Le clivage entre « eux » et « nous » est renforcé par la peur. La peur d’être contaminé, de l’avenir, de ne plus vivre comme avant. Dans ce contexte, n’importe qui peut devenir un ennemi en puissance qui nous met en danger. Il est alors plus facile de passer à l’action et d’appeler la police pour dénoncer son voisin. Celui-ci n’est pas un ennemi. Mais il est perçu comme un ennemi. Dans la crise sanitaire que nous connaissons, certains politiques ou certains experts, sans le faire nécessairement exprès, nourrissent le clivage entre ceux qui respectent les règles et ceux qui mettent en péril les efforts consentis. La délation est aussi plus courante avec des gens que l’on connaît. Elle est d’autant plus « facile » quand, sur des raisons idéologiques, politiques ou sanitaires, se greffent des raisons personnelles. La proximité sociale avec celui que l’on cible entraîne encore plus de violence et de haine.
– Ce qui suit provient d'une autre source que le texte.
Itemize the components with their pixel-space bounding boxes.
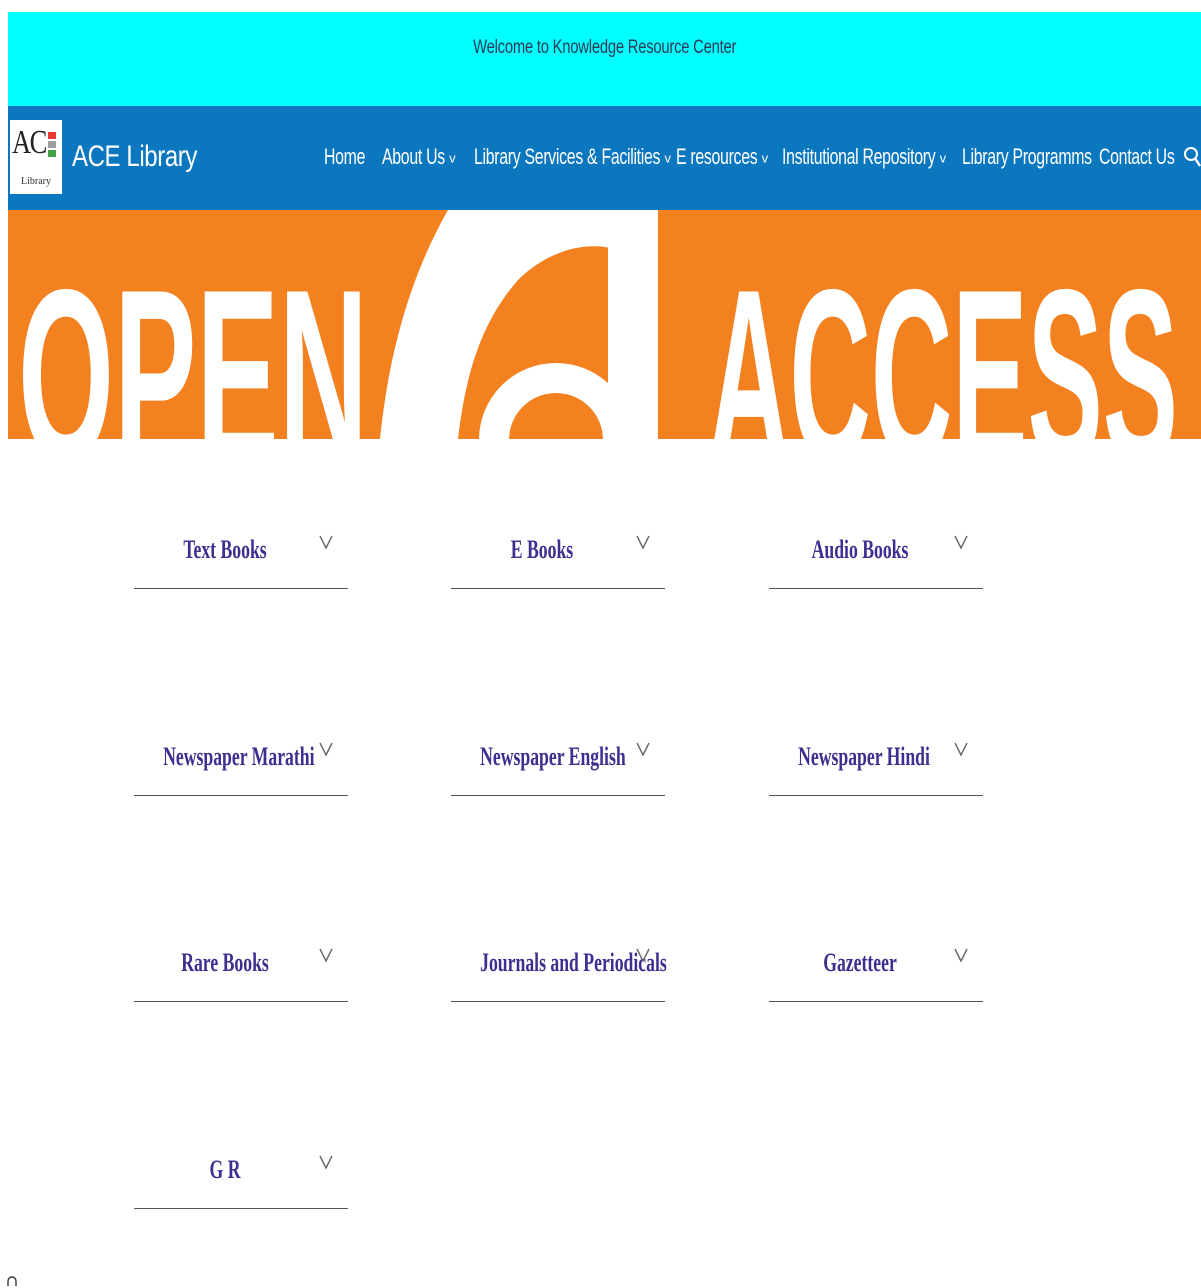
- site-header: AC Library ACE Library Home About Us v Li…: [8, 106, 1201, 210]
- chevron-down-icon: [319, 948, 333, 963]
- accordion-label: G R: [209, 1155, 241, 1184]
- welcome-text: Welcome to Knowledge Resource Center: [472, 37, 737, 58]
- accordion-rare-books[interactable]: Rare Books: [134, 948, 348, 1008]
- accordion-label: E Books: [510, 535, 574, 564]
- accordion-journals-periodicals[interactable]: Journals and Periodicals: [451, 948, 667, 1008]
- chevron-down-icon: [319, 742, 333, 757]
- chevron-down-icon: v: [939, 151, 946, 166]
- chevron-down-icon: [319, 535, 333, 550]
- chevron-down-icon: [319, 1155, 333, 1170]
- chevron-down-icon: [636, 535, 650, 550]
- logo-subtext: Library: [21, 176, 51, 187]
- accordion-newspaper-hindi[interactable]: Newspaper Hindi: [769, 742, 983, 802]
- accordion-label: Rare Books: [181, 948, 269, 977]
- nav-institutional-repository[interactable]: Institutional Repository v: [782, 144, 946, 174]
- accordion-divider: [134, 795, 348, 796]
- accordion-divider: [769, 588, 983, 589]
- accordion-divider: [134, 1001, 348, 1002]
- accordion-label: Newspaper Marathi: [163, 742, 315, 771]
- welcome-bar: Welcome to Knowledge Resource Center: [8, 12, 1201, 106]
- nav-institutional-repository-label: Institutional Repository: [782, 144, 936, 169]
- accordion-gazetteer[interactable]: Gazetteer: [769, 948, 983, 1008]
- open-access-banner: OPEN ACCESS: [8, 210, 1201, 439]
- nav-contact-us[interactable]: Contact Us: [1099, 144, 1175, 174]
- banner-word-access: ACCESS: [708, 238, 1178, 439]
- chevron-down-icon: [954, 742, 968, 757]
- nav-library-services[interactable]: Library Services & Facilities v: [474, 144, 671, 174]
- accordion-label: Newspaper English: [480, 742, 626, 771]
- accordion-divider: [134, 1208, 348, 1209]
- accordion-e-books[interactable]: E Books: [451, 535, 665, 595]
- chevron-down-icon: [636, 948, 650, 963]
- nav-contact-us-label: Contact Us: [1099, 144, 1175, 169]
- nav-e-resources-label: E resources: [676, 144, 758, 169]
- accordion-divider: [451, 795, 665, 796]
- accordion-divider: [451, 588, 665, 589]
- accordion-label: Newspaper Hindi: [798, 742, 930, 771]
- nav-library-programms[interactable]: Library Programms: [962, 144, 1092, 174]
- accordion-newspaper-marathi[interactable]: Newspaper Marathi: [134, 742, 348, 802]
- accordion-label: Audio Books: [811, 535, 909, 564]
- accordion-audio-books[interactable]: Audio Books: [769, 535, 983, 595]
- accordion-divider: [769, 795, 983, 796]
- nav-library-services-label: Library Services & Facilities: [474, 144, 661, 169]
- logo-bars-icon: [48, 132, 56, 159]
- chevron-down-icon: v: [449, 151, 456, 166]
- nav-home[interactable]: Home: [324, 144, 365, 174]
- accordion-newspaper-english[interactable]: Newspaper English: [451, 742, 665, 802]
- accordion-divider: [134, 588, 348, 589]
- nav-about-us-label: About Us: [382, 144, 445, 169]
- chevron-down-icon: [954, 948, 968, 963]
- logo-text: AC: [12, 124, 47, 161]
- nav-about-us[interactable]: About Us v: [382, 144, 456, 174]
- chevron-down-icon: [636, 742, 650, 757]
- search-icon[interactable]: [1183, 144, 1201, 170]
- chevron-down-icon: [954, 535, 968, 550]
- info-icon[interactable]: [5, 1274, 19, 1288]
- site-name[interactable]: ACE Library: [72, 140, 197, 174]
- chevron-down-icon: v: [664, 151, 671, 166]
- accordion-divider: [451, 1001, 665, 1002]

La pandémie a levé en partie les interdits, les inhibitions. La délation est d’une certaine manière encouragée.

Que dit cette propension à la délation de notre société et de notre vie en société?

Les grandes philosophes comme Hannah Arendt l’ont souligné: c’est un comportement humain. Dans la délation, on trahit l’autre de façon anonyme. On ne se cache pas pour protéger l’autre, pour diminuer sa souffrance, pour dénoncer un enfant qui est martyrisé par ses parents. L’objectif dans la délation est que l’autre soit potentiellement puni et que cette démarche rapporte quelque chose au dénonciateur, un gain financier ou le bénéfice d’une vengeance. Je crois que cette inclination sommeille en chacun de nous. Elle peut plus facilement ressortir pendant les moments de peur collective ou de grande émotion. Dans les sociétés démocratiques, on est confronté à cette dialectique entre la pulsion de délation et des sentiments considérés comme beaucoup plus nobles, comme l’échange, la parole, la confiance… La délation, c’est l’antiparole et l’anticonfiance.